Perjuangan perempuan seperti Kartini saat ini masih bisa kita jumpai di Indonesia. Ketika perempuan yang “dikonstruksi” bertanggung jawab penuh atas pemenuhan kebutuhan pangan keluarga, tetapi di saat yang sama, ruang hidup mereka terampas, maka seketika itu pula daya juang perempuan akan terlihat. Salah satunya adalah perjuangan perempuan adat yang berada di Kasepuhan Banten Kidul. Menurut riset Tutur Perempuan Adat yang dilakukan oleh RMI pada tahun 2017 mengatakan bahwa ditengah ketidakadilan penguasaan ruang yang terjadi saat ini perempuanlah yang lebih sering ke sawah, karena laki-laki di desa harus pergi ke lubang tambang atau jadi pekerja berat seperti kuli bangungan, kuli kayu dan lain-lain. Perjuangan perempuan adat kasepuhan ini juga didorong oleh meningkatnya kebutuhan hidup, sehingga tidak hanya ke sawah yang mereka lakukan tetapi juga ikut bantu yang laki-laki di lubang tambang, menjadi buruh tani di sawah orang lain, dan pekerjaan sampingan yang lain.

Perempuan adat kasepuhan juga tangguh karena mereka dapat mengerjakan banyak hal, bahkan pekerjaan yang biasa dilakukan oleh laki-laki di tempat lain. Selain berperan di ranah domestik, perempuan adat juga menjalankan peran yang cukup signifikan dalam pertanian dan tata kelola tanah, seperti mencangkul, membabat atau bahkan memanggul hasil pare ke penggilingan.

Hal itu membuat perempuan adat memiliki pengetahuan lebih tentang berbagai macam hal, seperti jenis padi, obat-obatan tradisional, dan pemilihan bibit yang tepat. Perempuan adat lebih mengetahui bagaimana cara penentuan waktu dalam bercocok tanam di huma maupun di sawah. Penanaman itu mengacu pada konsep Guru Mangsa yang berarti berguru pada alam semesta untuk mengetahui kapan boleh melakukan kegiatan pertanian atau dan kapan waktu yang tidak tepat.

Selain perempuan Kasepuhan Banten Kidul, perempuan Nagari Alam Pauh Duo, Solok Selatan, Sumatera Barat juga  berjuang untuk ikut memenuhi kebutuhan sehari-hari (pangan dan air) dan dalam upaya menghasilkan nilai ekonomi. Dalam skema pengelolaan sumber daya alam, perempuan Nagari Alam Pauh Duo juga memiliki peranan penting dalam usaha tani dan pengelolaan produksi hasil hutan non kayu dan bahkan perempuan menjadi mayoritas sebagai petani, baik buruh tani maupun bertani di ladang milik sendiri.
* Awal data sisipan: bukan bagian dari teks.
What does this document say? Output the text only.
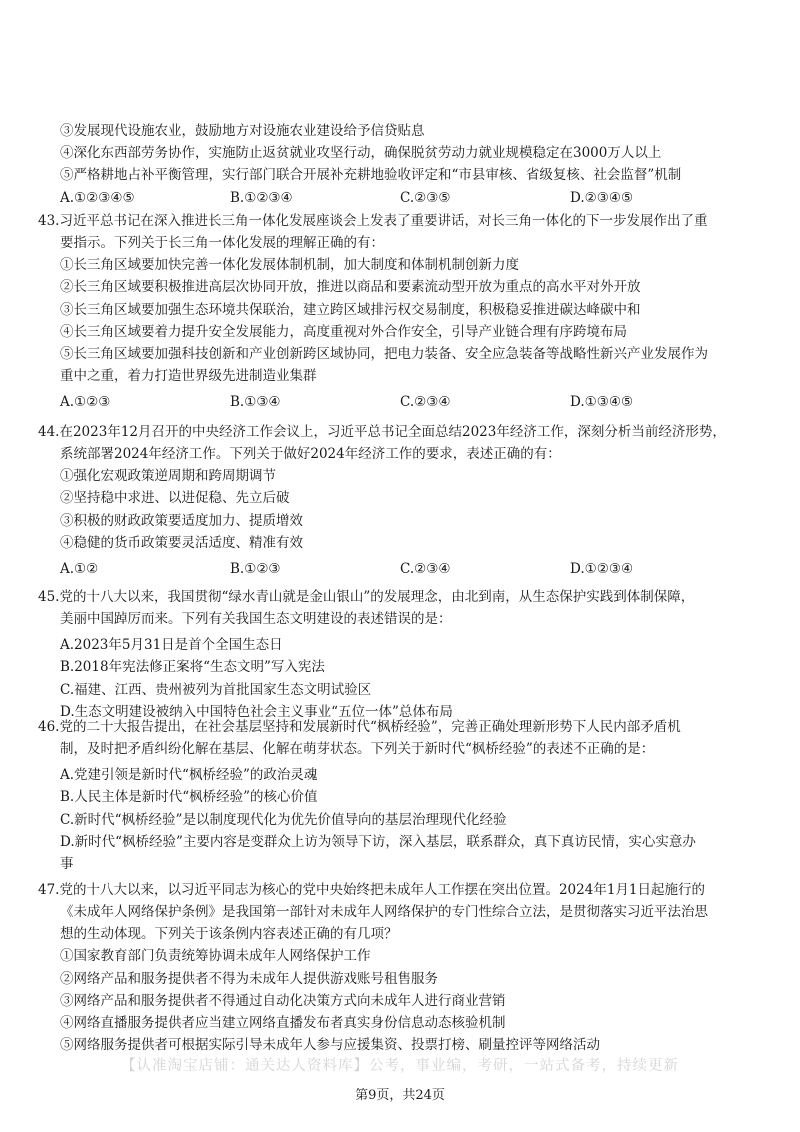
③发展现代设施农业，鼓励地方对设施农业建设给予信贷贴息
④深化东西部劳务协作，实施防止返贫就业攻坚行动，确保脱贫劳动力就业规模稳定在3000万人以上
⑤严格耕地占补平衡管理，实行部门联合开展补充耕地验收评定和“市县审核、省级复核、社会监督”机制
A.①②③④⑤	B.①②③④	C.②③⑤	D.②③④⑤
43.习近平总书记在深入推进长三角一体化发展座谈会上发表了重要讲话，对长三角一体化的下一步发展作出了重
要指示。下列关于长三角一体化发展的理解正确的有：
①长三角区域要加快完善一体化发展体制机制，加大制度和体制机制创新力度
②长三角区域要积极推进高层次协同开放，推进以商品和要素流动型开放为重点的高水平对外开放
③长三角区域要加强生态环境共保联治，建立跨区域排污权交易制度，积极稳妥推进碳达峰碳中和
④长三角区域要着力提升安全发展能力，高度重视对外合作安全，引导产业链合理有序跨境布局
⑤长三角区域要加强科技创新和产业创新跨区域协同，把电力装备、安全应急装备等战略性新兴产业发展作为
重中之重，着力打造世界级先进制造业集群
A.①②③	B.①③④	C.②③④	D.①③④⑤
44.在2023年12月召开的中央经济工作会议上，习近平总书记全面总结2023年经济工作，深刻分析当前经济形势，
系统部署2024年经济工作。下列关于做好2024年经济工作的要求，表述正确的有：
①强化宏观政策逆周期和跨周期调节
②坚持稳中求进、以进促稳、先立后破
③积极的财政政策要适度加力、提质增效
④稳健的货币政策要灵活适度、精准有效
A.①②	B.①②③	C.②③④	D.①②③④
45.党的十八大以来，我国贯彻“绿水青山就是金山银山”的发展理念，由北到南，从生态保护实践到体制保障，
美丽中国踔厉而来。下列有关我国生态文明建设的表述错误的是：
A.2023年5月31日是首个全国生态日
B.2018年宪法修正案将“生态文明”写入宪法
C.福建、江西、贵州被列为首批国家生态文明试验区
D.生态文明建设被纳入中国特色社会主义事业“五位一体”总体布局
46.党的二十大报告提出，在社会基层坚持和发展新时代“枫桥经验”，完善正确处理新形势下人民内部矛盾机
制，及时把矛盾纠纷化解在基层、化解在萌芽状态。下列关于新时代“枫桥经验”的表述不正确的是：
A.党建引领是新时代“枫桥经验”的政治灵魂
B.人民主体是新时代“枫桥经验”的核心价值
C.新时代“枫桥经验”是以制度现代化为优先价值导向的基层治理现代化经验
D.新时代“枫桥经验”主要内容是变群众上访为领导下访，深入基层，联系群众，真下真访民情，实心实意办
事
47.党的十八大以来，以习近平同志为核心的党中央始终把未成年人工作摆在突出位置。2024年1月1日起施行的
《未成年人网络保护条例》是我国第一部针对未成年人网络保护的专门性综合立法，是贯彻落实习近平法治思
想的生动体现。下列关于该条例内容表述正确的有几项？
①国家教育部门负责统筹协调未成年人网络保护工作
②网络产品和服务提供者不得为未成年人提供游戏账号租售服务
③网络产品和服务提供者不得通过自动化决策方式向未成年人进行商业营销
④网络直播服务提供者应当建立网络直播发布者真实身份信息动态核验机制
⑤网络服务提供者可根据实际引导未成年人参与应援集资、投票打榜、刷量控评等网络活动
【认准淘宝店铺：通关达人资料库】公考，事业编，考研，一站式备考，持续更新
第9页，共24页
Perempuan Nagari Alam Pauh Duo berperan dalam usaha penyiapan lahan untuk siap tanam, penebaran bibit tanaman, mengontrol pemberian pupuk, air dan penghilangan hama hingga pada proses pemasaran di pasar tradisional maupun menjualnya kepada kerabat terdekat. Selain itu, dalam usaha produksi hasil hutan non kayu, perempuan banyak terlibat dalam budidaya tanaman rempah-rempah seperti kayu manis, gambir yang menjadi komoditi khas dari Nagari Alam Pauh Duo, atau buah jeruk. (Women Research Insitute, 2016)

Dua penjabaran diatas sejalan dengan yang disampaikan Surono dan Wirotoahwa perempuan memiliki posisi penting dalam pertanian. Perempuanlah yang bertugas memelihara dan menyimpan benih. Di banyak negara berkembang di dunia, kebanyakan petani adalah perempuan. Negara-negara ini adalah produsen makanan pokok seperti jagung, beras, gandum dan lainnya. Di Asia Tenggara, perempuan melakukan 90% proses produksi bahan pangan pokok, dan lebih besar lagi pada bahan pangan tambahan  seperti buah-buahan dan sayur-sayuran. Di Asia dan Afrika, petani perempuan bekerja 13 jam lebih banyak dibandingkan laki-laki.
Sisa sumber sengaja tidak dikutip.